Worktree memory changes should be staged, not immediately global

Resolved 💬 2 comments Opened May 25, 2026 by earlye Closed Jun 25, 2026

Summary

When Claude Code operates in a git worktree (isolated copy of a repo), any memory files it writes are immediately visible to agents on other branches. This causes a confusing experience where an agent on main references features or patterns that only exist on an unmerged branch.

Expected behavior

Memory changes made during a worktree session should be staged locally and only persisted to global memory when the user explicitly exits the worktree with intent to keep them (e.g. "remove worktree, persist memories").

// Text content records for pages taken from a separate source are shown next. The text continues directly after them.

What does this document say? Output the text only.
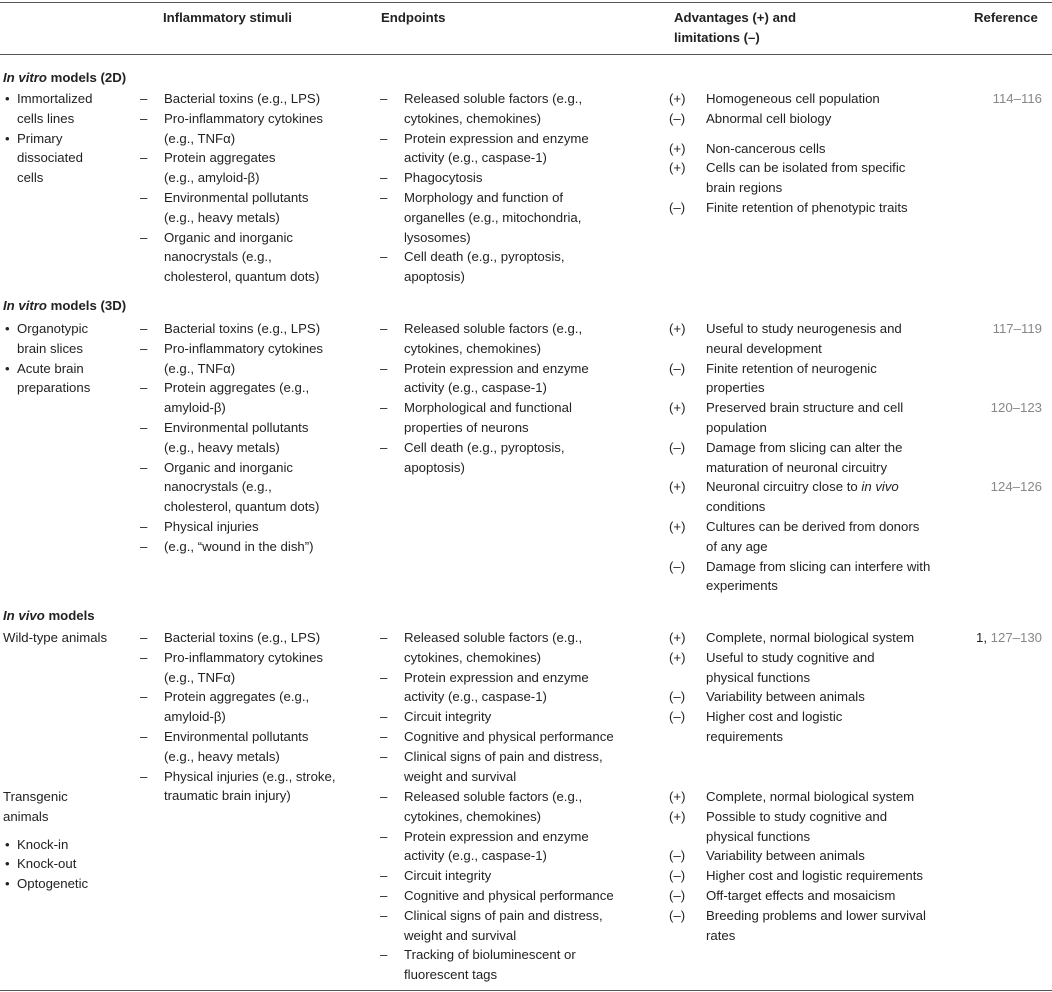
Inflammatory stimuli	Endpoints	Advantages (+) and
limitations (–)
Reference
In vitro models (2D)
• Immortalized
cells lines
• Primary
dissociated
cells
– Bacterial toxins (e.g., LPS)
– Pro-inflammatory cytokines
(e.g., TNFα)
– Protein aggregates
(e.g., amyloid-β)
– Environmental pollutants
(e.g., heavy metals)
– Organic and inorganic
nanocrystals (e.g.,
cholesterol, quantum dots)
– Released soluble factors (e.g.,
cytokines, chemokines)
– Protein expression and enzyme
activity (e.g., caspase-1)
– Phagocytosis
– Morphology and function of
organelles (e.g., mitochondria,
lysosomes)
– Cell death (e.g., pyroptosis,
apoptosis)
(+) Homogeneous cell population
(–) Abnormal cell biology
(+) Non-cancerous cells
(+) Cells can be isolated from specific
brain regions
(–) Finite retention of phenotypic traits
114–116
In vitro models (3D)
• Organotypic
brain slices
• Acute brain
preparations
– Bacterial toxins (e.g., LPS)
– Pro-inflammatory cytokines
(e.g., TNFα)
– Protein aggregates (e.g.,
amyloid-β)
– Environmental pollutants
(e.g., heavy metals)
– Organic and inorganic
nanocrystals (e.g.,
cholesterol, quantum dots)
– Physical injuries
– (e.g., “wound in the dish”)
– Released soluble factors (e.g.,
cytokines, chemokines)
– Protein expression and enzyme
activity (e.g., caspase-1)
– Morphological and functional
properties of neurons
– Cell death (e.g., pyroptosis,
apoptosis)
(+) Useful to study neurogenesis and
neural development
(–) Finite retention of neurogenic
properties
(+) Preserved brain structure and cell
population
(–) Damage from slicing can alter the
maturation of neuronal circuitry
(+) Neuronal circuitry close to in vivo
conditions
(+) Cultures can be derived from donors
of any age
(–) Damage from slicing can interfere with
experiments
117–119
120–123
124–126
In vivo models
Wild-type animals
Transgenic
animals
• Knock-in
• Knock-out
• Optogenetic
– Bacterial toxins (e.g., LPS)
– Pro-inflammatory cytokines
(e.g., TNFα)
– Protein aggregates (e.g.,
amyloid-β)
– Environmental pollutants
(e.g., heavy metals)
– Physical injuries (e.g., stroke,
traumatic brain injury)
– Released soluble factors (e.g.,
cytokines, chemokines)
– Protein expression and enzyme
activity (e.g., caspase-1)
– Circuit integrity
– Cognitive and physical performance
– Clinical signs of pain and distress,
weight and survival
– Released soluble factors (e.g.,
cytokines, chemokines)
– Protein expression and enzyme
activity (e.g., caspase-1)
– Circuit integrity
– Cognitive and physical performance
– Clinical signs of pain and distress,
weight and survival
– Tracking of bioluminescent or
fluorescent tags
(+) Complete, normal biological system
(+) Useful to study cognitive and
physical functions
(–) Variability between animals
(–) Higher cost and logistic
requirements
(+) Complete, normal biological system
(+) Possible to study cognitive and
physical functions
(–) Variability between animals
(–) Higher cost and logistic requirements
(–) Off-target effects and mosaicism
(–) Breeding problems and lower survival
rates
1, 127–130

Until then, they should be invisible to agents outside that worktree.

Actual behavior

Memory is written immediately to the global memory directory (e.g. ~/.claude/projects/.../memory/), making it visible to all agents regardless of which branch or worktree they are operating in.

Steps to reproduce

  1. Open a worktree session in Claude Code
  2. Have Claude make a code change and update memory (e.g. "use just run-debug-with-logs instead of just run-debug-camera-box")
  3. Switch to a different branch / main session
  4. A new agent will reference the memory-described feature even though the underlying code change hasn't been merged yet

Suggested fix

Worktree sessions should write memory to a staging area local to the worktree. On exit, prompt the user: "Persist memory changes to global memory?" (or expose a remove worktree, persist memories command). Discard staged memory if the worktree is removed without persisting.